State rep forcefully arrested while trying to defuse tensions in Sherman Park  

Louis Weisberg, Staff writer

State Rep. Johnathan Brostoff and a youth organizer for the ACLU of Wisconsin were among 11 people arrested Tuesday night at a gathering in Sherman Park near a memorial for shooting victim Sylville Smith.

Smith was shot to death near the site on Aug. 13 during an altercation with an officer after a traffic stop. The incident sparked two nights of violence, during which several businesses in the area were torched.

Brostoff, who represents the 19th Assembly District, said he went to the area after learning that Milwaukee police were arresting people who were congregating. He said that he and the ACLU’s Jarrett English had shown up to help de-escalate tensions and avoid another eruption of violence.

People from faith communities also were there to defuse the situation. It’s unclear whether any of them were arrested.

Police said in a statement that they went to the area because nearby residents had complained about 30 to 40 people who were gathered there. According to police, the crowd refused to disperse.

In addition to the 11 people arrested last night for disorderly conduct, three were arrested Wednesday morning after police say a small group again gathered in the area and refused a resident’s request to leave her property, according to a police report.

According to a statement issued by the ACLU of Wisconsin, English was recording the gathering with his cell phone when a police van pulled up and ordered the people standing on the corner of Sherman and Auer to disperse. No reason was given for the order, the ACLU said.

Numerous officers forcibly arrested English as he was walking away as instructed. Both men were thrown to the ground, handcuffed, searched without consent, and placed in a paddy wagon.

After officials became aware that they had arrested a state legislator, the two were released without charges, the ACLU reported.

“The Milwaukee Police Department has once again demonstrated its preference for occupation, excessive force and belligerence over genuine engagement, civil dialog, and de-escalation,” said Larry Dupuis, legal director of the ACLU of Wisconsin,” in a statement. “People have a right to stand on a street corner — to observe and record the police, as Jarrett was doing, or for any other reason. Unfortunately, rather than protecting people and their rights, law enforcement in this community all too often engages in the sort of destructive behavior to which Jarrett and Jonathan were subjected last night.  Although no one deserves to be treated like this, the police made the mistake this time of abusing people who were in a position to insist on their rights.”

Milwaukee police are investigating the detentions of Brostoff and English to make sure proper procedures were followed, Sgt.

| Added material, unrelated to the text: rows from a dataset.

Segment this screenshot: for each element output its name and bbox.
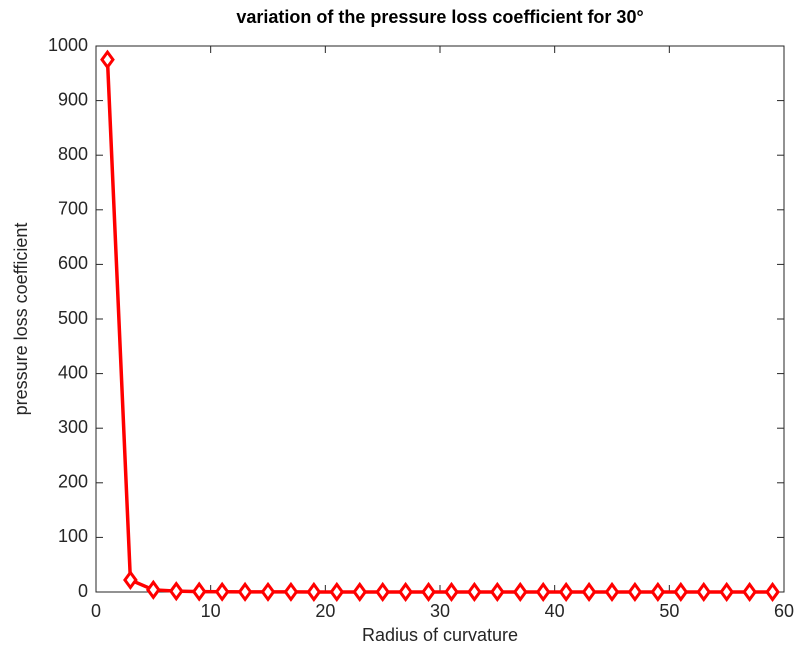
x-tick-label: 40 [545,601,565,621]
data-marker [145,579,161,600]
data-marker [696,581,712,602]
data-marker [604,581,620,602]
data-marker [467,581,482,602]
data-marker [581,581,597,602]
y-tick-label: 700 [58,199,88,219]
data-marker [352,581,368,602]
data-marker [719,581,735,602]
data-marker [237,581,253,602]
y-tick-label: 200 [58,472,88,492]
data-marker [168,581,184,602]
data-marker [444,581,459,602]
x-tick-label: 50 [659,601,679,621]
data-marker [512,581,528,602]
data-marker [260,581,276,602]
y-tick-label: 0 [78,581,88,601]
data-marker [283,581,299,602]
y-tick-label: 800 [58,144,88,164]
y-tick-label: 100 [58,526,88,546]
data-marker [650,581,666,602]
y-axis-label: pressure loss coefficient [11,223,31,416]
x-axis-label: Radius of curvature [362,625,518,645]
data-marker [421,581,436,602]
y-tick-label: 300 [58,417,88,437]
x-tick-label: 60 [774,601,794,621]
x-tick-label: 10 [201,601,221,621]
y-tick-label: 1000 [48,35,88,55]
x-tick-label: 0 [91,601,101,621]
data-marker [123,569,138,591]
data-marker [558,581,574,602]
data-marker [306,581,322,602]
chart-title: variation of the pressure loss coefficie… [236,7,643,27]
data-marker [627,581,643,602]
data-marker [329,581,345,602]
y-tick-label: 400 [58,362,88,382]
x-tick-label: 20 [315,601,335,621]
data-marker [765,581,780,602]
data-marker [535,581,551,602]
data-marker [742,581,757,602]
data-marker [398,581,413,602]
data-marker [489,581,505,602]
data-marker [214,581,230,602]
data-marker [375,581,391,602]
data-marker [673,581,689,602]
data-marker [100,49,115,70]
x-tick-label: 30 [430,601,450,621]
y-tick-label: 500 [58,308,88,328]
data-marker [191,581,207,602]
y-tick-label: 900 [58,89,88,109]
y-tick-label: 600 [58,253,88,273]
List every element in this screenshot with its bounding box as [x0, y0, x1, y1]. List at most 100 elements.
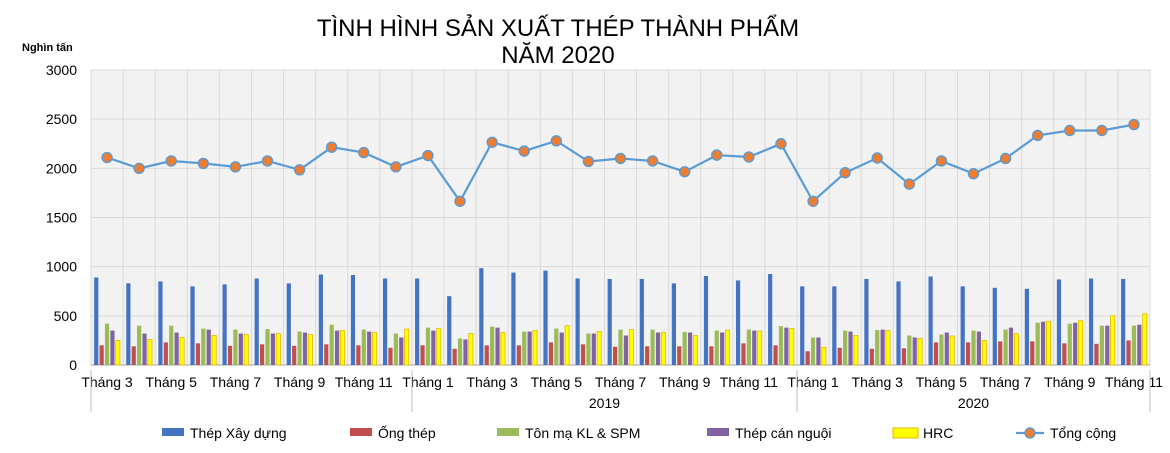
bar-3	[976, 331, 981, 365]
bar-1	[163, 342, 168, 365]
bar-4	[532, 330, 538, 366]
bar-3	[527, 331, 532, 365]
bar-4	[307, 334, 313, 366]
bar-2	[939, 334, 944, 365]
total-marker	[711, 149, 723, 161]
bar-2	[297, 331, 302, 365]
bar-3	[687, 332, 693, 365]
total-marker	[422, 149, 434, 162]
gridlines	[90, 69, 1151, 366]
y-tick-label: 2500	[46, 111, 77, 127]
bar-1	[998, 341, 1003, 365]
total-marker	[903, 178, 916, 190]
x-tick-label: Tháng 5	[916, 374, 968, 390]
x-tick-label: Tháng 11	[720, 374, 778, 390]
x-tick-label: Tháng 11	[335, 374, 393, 390]
bar-1	[709, 346, 714, 365]
bar-3	[1040, 321, 1046, 365]
bar-1	[1030, 341, 1035, 365]
bar-3	[720, 332, 725, 365]
bar-3	[752, 330, 757, 365]
bar-0	[800, 286, 805, 365]
bar-1	[356, 345, 361, 365]
total-marker	[678, 166, 691, 178]
bar-2	[778, 326, 784, 365]
bar-3	[174, 332, 179, 365]
bar-2	[490, 326, 495, 365]
bar-4	[211, 335, 217, 366]
bar-4	[243, 334, 249, 366]
legend-label: Thép cán nguội	[735, 425, 832, 441]
bar-4	[725, 329, 731, 366]
x-tick-label: Tháng 3	[466, 374, 518, 390]
total-marker	[229, 161, 242, 173]
bar-3	[944, 332, 949, 365]
bar-0	[286, 283, 291, 365]
legend-swatch	[497, 428, 519, 436]
bar-4	[692, 335, 698, 366]
bar-2	[618, 329, 623, 365]
bar-4	[949, 335, 955, 366]
bar-3	[784, 327, 789, 365]
x-tick-label: Tháng 7	[210, 374, 262, 390]
bar-3	[142, 333, 147, 365]
bar-4	[564, 325, 570, 366]
bar-0	[607, 278, 612, 365]
bar-3	[495, 327, 500, 365]
bar-series	[94, 268, 1148, 366]
x-tick-label: Tháng 5	[146, 374, 198, 390]
bar-2	[843, 330, 848, 365]
bar-2	[457, 338, 463, 365]
total-marker	[390, 161, 402, 173]
total-marker	[518, 145, 530, 157]
total-marker	[1096, 124, 1108, 137]
bar-3	[591, 333, 596, 365]
bar-4	[885, 330, 891, 366]
bar-4	[275, 333, 281, 366]
bar-4	[757, 330, 763, 366]
bar-2	[682, 332, 687, 365]
x-tick-label: Tháng 5	[531, 374, 583, 390]
bar-4	[468, 333, 474, 366]
x-tick-label: Tháng 1	[787, 374, 839, 390]
bar-2	[1003, 329, 1008, 365]
x-tick-label: Tháng 9	[274, 374, 326, 390]
bar-3	[912, 337, 917, 365]
legend-label: Tổng cộng	[1050, 425, 1116, 441]
bar-1	[773, 345, 778, 365]
total-marker	[197, 157, 210, 170]
total-marker	[358, 146, 370, 159]
bar-3	[270, 333, 275, 365]
bar-0	[254, 278, 259, 365]
bar-1	[324, 344, 329, 365]
total-marker	[1128, 118, 1140, 131]
total-marker	[999, 152, 1012, 165]
bar-4	[436, 328, 442, 366]
legend-swatch	[162, 428, 184, 436]
total-marker	[1031, 129, 1044, 142]
x-tick-label: Tháng 9	[1044, 374, 1096, 390]
bar-2	[137, 325, 142, 365]
bar-4	[115, 340, 121, 366]
total-marker	[646, 155, 659, 167]
bar-2	[201, 328, 206, 365]
bar-3	[399, 337, 404, 365]
bar-3	[559, 332, 564, 365]
total-marker	[967, 168, 980, 180]
bar-2	[1099, 325, 1104, 365]
legend-swatch	[350, 428, 372, 436]
bar-0	[1056, 279, 1062, 365]
x-tick-label: Tháng 7	[980, 374, 1032, 390]
bar-0	[575, 278, 580, 365]
legend-swatch	[892, 427, 919, 439]
bar-1	[837, 347, 842, 365]
bar-3	[238, 333, 243, 365]
bar-4	[981, 340, 987, 366]
bar-1	[548, 342, 554, 365]
total-marker	[839, 167, 851, 179]
bar-0	[190, 286, 195, 365]
total-marker	[261, 155, 274, 167]
total-marker	[550, 135, 563, 147]
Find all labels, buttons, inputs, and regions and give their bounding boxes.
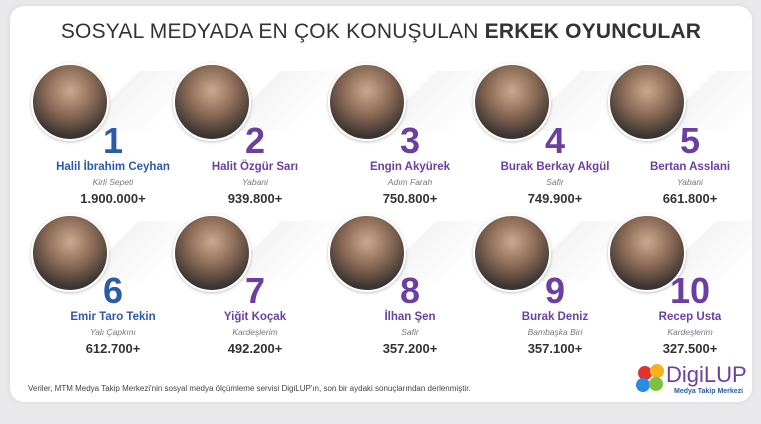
portrait: [473, 63, 551, 141]
actor-name: Bertan Asslani: [649, 161, 731, 173]
mention-count: 492.200+: [227, 341, 283, 356]
show-name: Yabani: [242, 177, 268, 187]
actor-name: Halit Özgür Sarı: [211, 161, 299, 173]
show-name: Yabani: [677, 177, 703, 187]
ranking-item: 3 Engin Akyürek Adım Farah 750.800+: [328, 63, 495, 211]
portrait: [608, 63, 686, 141]
rank-number: 5: [679, 120, 701, 161]
portrait: [31, 63, 109, 141]
rank-number: 2: [244, 120, 266, 161]
actor-name: Engin Akyürek: [369, 161, 451, 173]
actor-name: Burak Berkay Akgül: [500, 161, 610, 173]
portrait: [608, 214, 686, 292]
portrait: [328, 63, 406, 141]
rank-number: 8: [399, 270, 421, 311]
rank-number: 3: [399, 120, 421, 161]
ranking-item: 10 Recep Usta Kardeşlerim 327.500+: [608, 214, 752, 361]
logo-text: DigiLUP: [666, 362, 747, 387]
portrait: [473, 214, 551, 292]
actor-name: Burak Deniz: [521, 311, 589, 323]
mention-count: 612.700+: [85, 341, 141, 356]
portrait: [173, 63, 251, 141]
show-name: Kardeşlerim: [667, 327, 713, 337]
show-name: Yalı Çapkını: [90, 327, 136, 337]
card: SOSYAL MEDYADA EN ÇOK KONUŞULAN ERKEK OY…: [10, 6, 752, 402]
show-name: Kirli Sepeti: [92, 177, 134, 187]
mention-count: 357.200+: [382, 341, 438, 356]
ranking-item: 8 İlhan Şen Safir 357.200+: [328, 214, 495, 361]
actor-name: İlhan Şen: [384, 311, 436, 323]
ranking-item: 7 Yiğit Koçak Kardeşlerim 492.200+: [173, 214, 340, 361]
show-name: Adım Farah: [387, 177, 433, 187]
show-name: Kardeşlerim: [232, 327, 278, 337]
mention-count: 357.100+: [527, 341, 583, 356]
portrait: [328, 214, 406, 292]
show-name: Bambaşka Biri: [527, 327, 583, 337]
logo-subtitle: Medya Takip Merkezi: [674, 388, 744, 395]
rank-number: 9: [544, 270, 566, 311]
title: SOSYAL MEDYADA EN ÇOK KONUŞULAN ERKEK OY…: [10, 20, 752, 44]
portrait: [173, 214, 251, 292]
mention-count: 327.500+: [662, 341, 718, 356]
actor-name: Halil İbrahim Ceyhan: [56, 161, 170, 173]
ranking-item: 1 Halil İbrahim Ceyhan Kirli Sepeti 1.900.0…: [31, 63, 198, 211]
actor-name: Emir Taro Tekin: [70, 311, 156, 323]
show-name: Safir: [401, 327, 419, 337]
title-regular: SOSYAL MEDYADA EN ÇOK KONUŞULAN: [60, 20, 479, 43]
show-name: Safir: [546, 177, 564, 187]
ranking-item: 6 Emir Taro Tekin Yalı Çapkını 612.700+: [31, 214, 198, 361]
rank-number: 1: [102, 120, 124, 161]
mention-count: 661.800+: [662, 191, 718, 206]
actor-name: Recep Usta: [658, 311, 722, 323]
rank-number: 7: [244, 270, 266, 311]
mention-count: 1.900.000+: [80, 191, 146, 206]
title-bold: ERKEK OYUNCULAR: [484, 20, 702, 43]
mention-count: 749.900+: [527, 191, 583, 206]
mention-count: 750.800+: [382, 191, 438, 206]
mention-count: 939.800+: [227, 191, 283, 206]
portrait: [31, 214, 109, 292]
ranking-item: 9 Burak Deniz Bambaşka Biri 357.100+: [473, 214, 640, 361]
rank-number: 10: [669, 270, 711, 311]
ranking-item: 5 Bertan Asslani Yabani 661.800+: [608, 63, 752, 211]
actor-name: Yiğit Koçak: [223, 311, 287, 323]
logo: DigiLUP Medya Takip Merkezi: [630, 360, 750, 400]
ranking-item: 2 Halit Özgür Sarı Yabani 939.800+: [173, 63, 340, 211]
rank-number: 6: [102, 270, 124, 311]
rank-number: 4: [544, 120, 566, 161]
ranking-item: 4 Burak Berkay Akgül Safir 749.900+: [473, 63, 640, 211]
footer-note: Veriler, MTM Medya Takip Merkezi'nin sos…: [28, 384, 471, 393]
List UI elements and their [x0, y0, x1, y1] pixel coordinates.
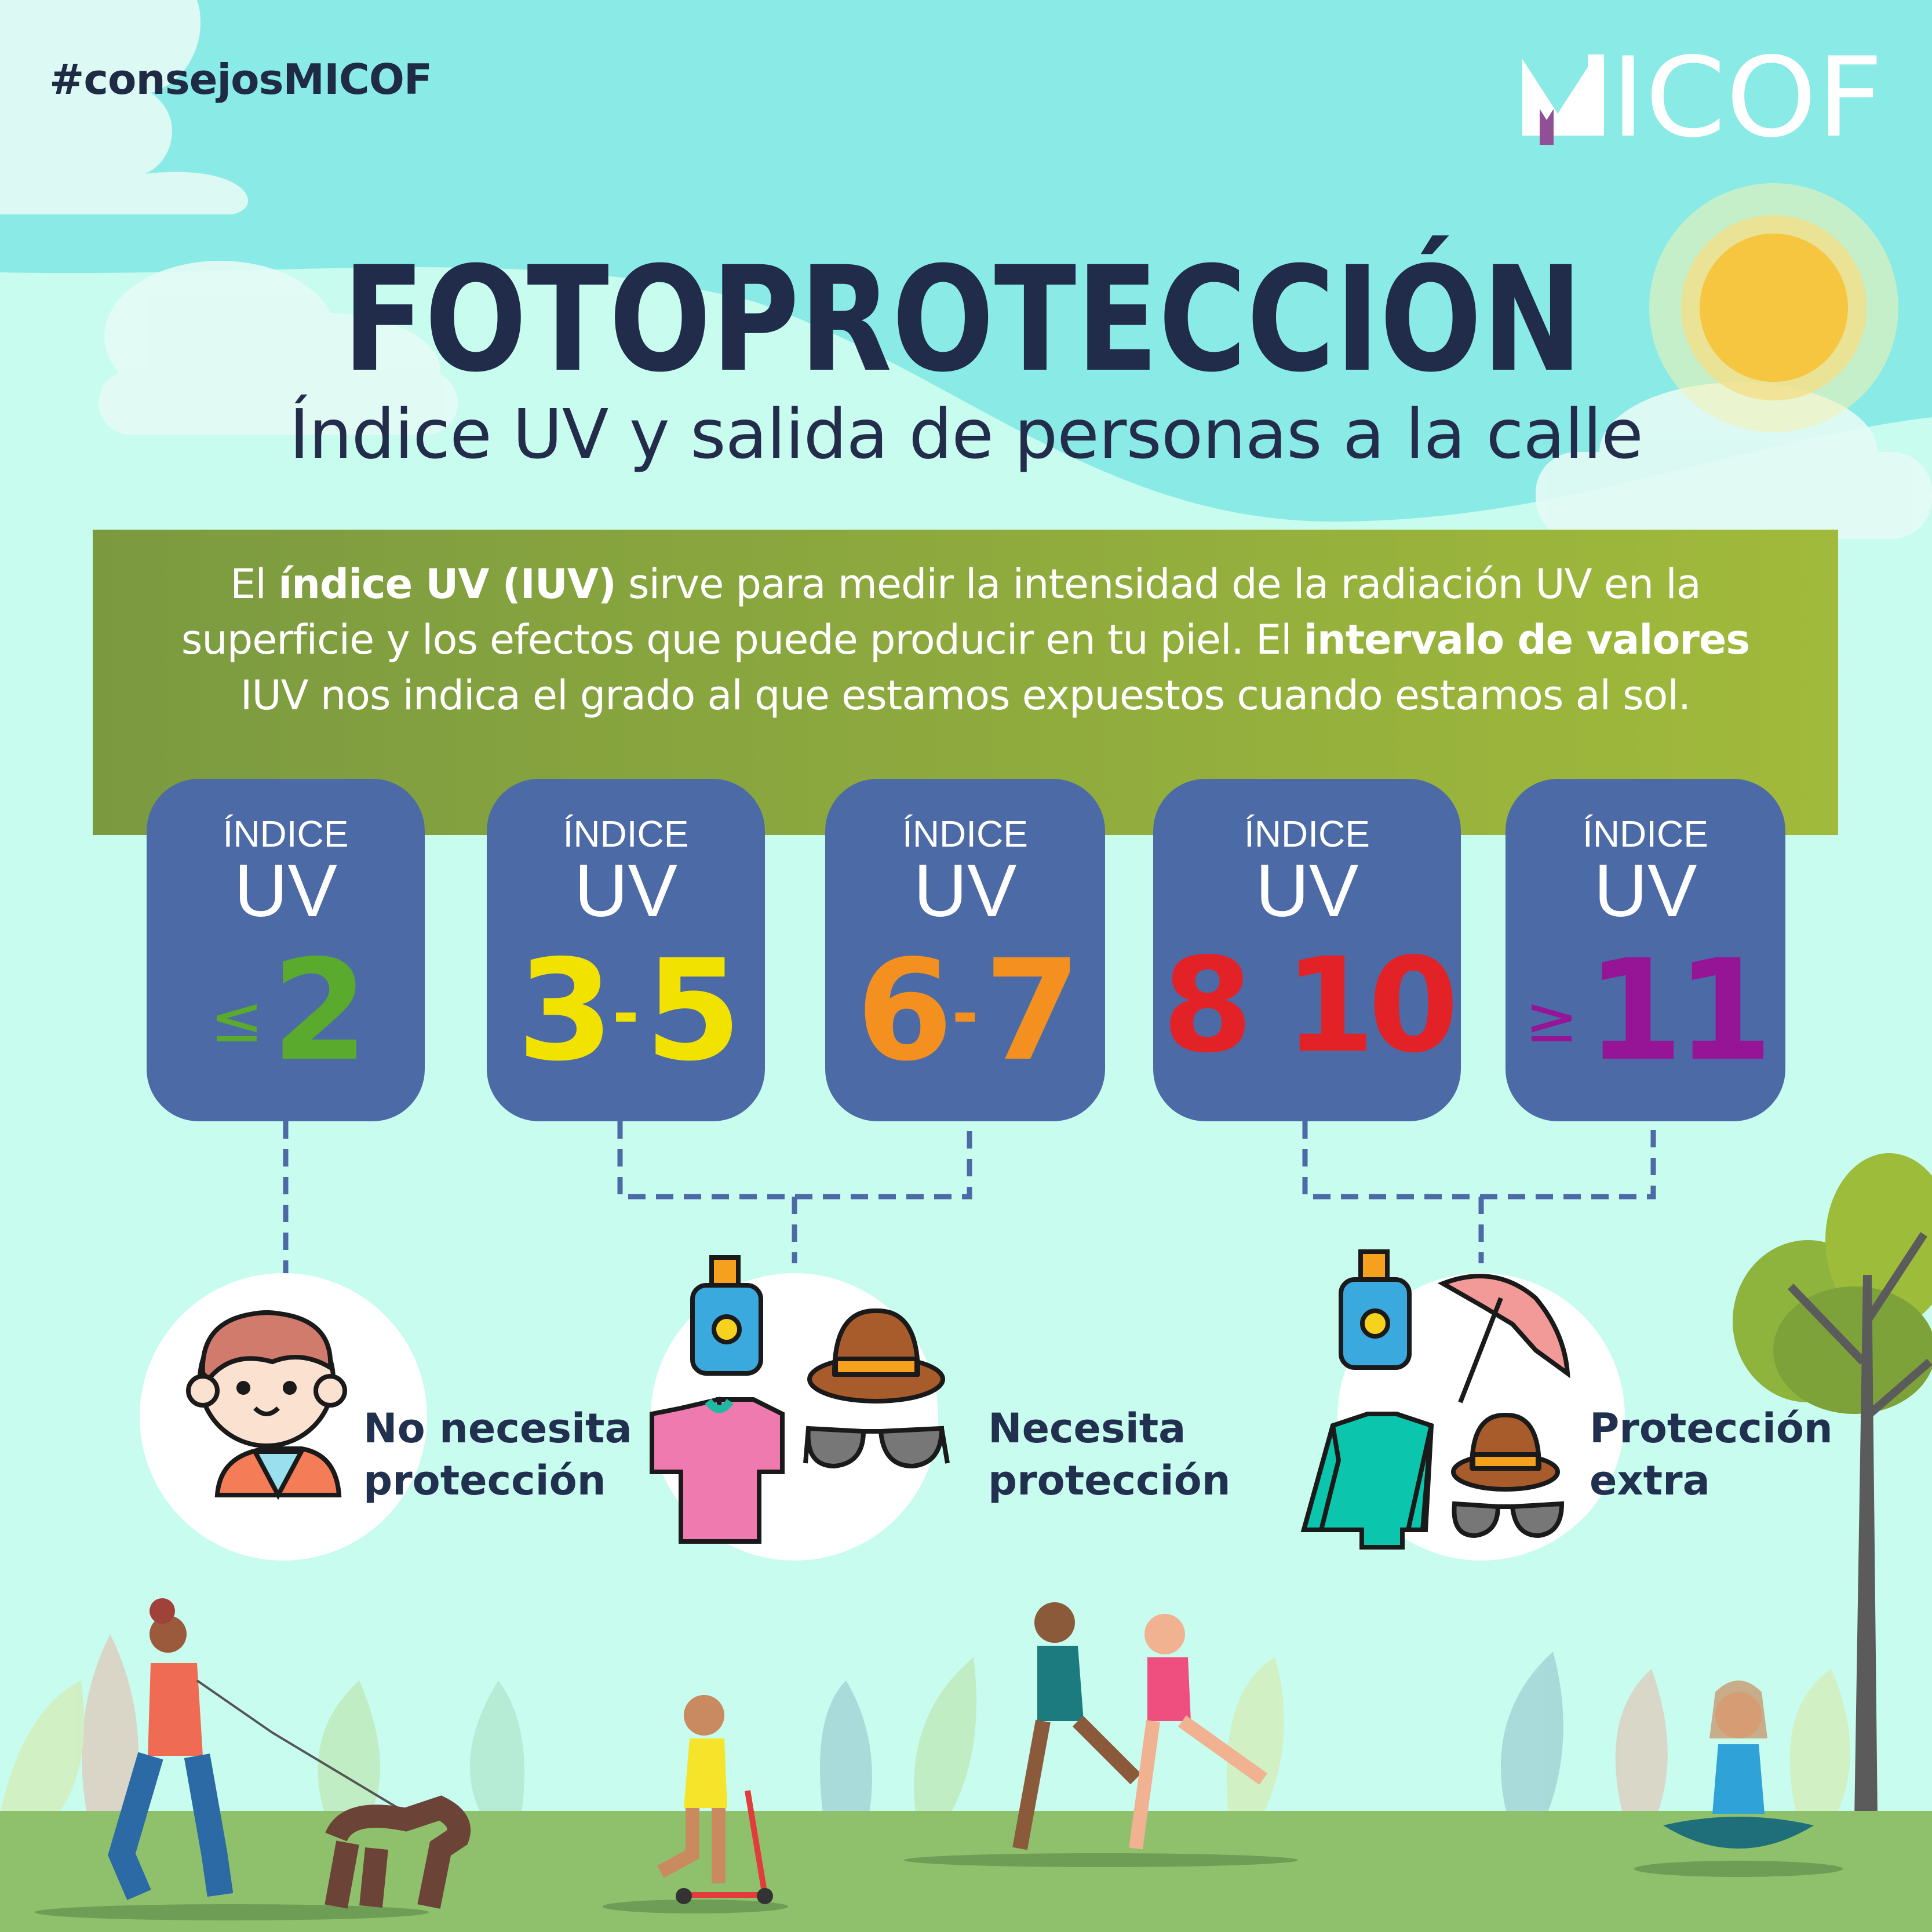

Timothy Gauerke told AP.

English said he found the situation was confusing, because he didn’t know the reason for his arrest.

“It was embarrassing and dehumanizing, and I did not feel that I was being treated with the dignity and respect that should be afforded any individual,” he said in a statement.  “But I was mostly thinking about all of the young people this happens to every day who don’t have anyone to call to get free.  We cannot continue doing this to our people.  It has to stop.”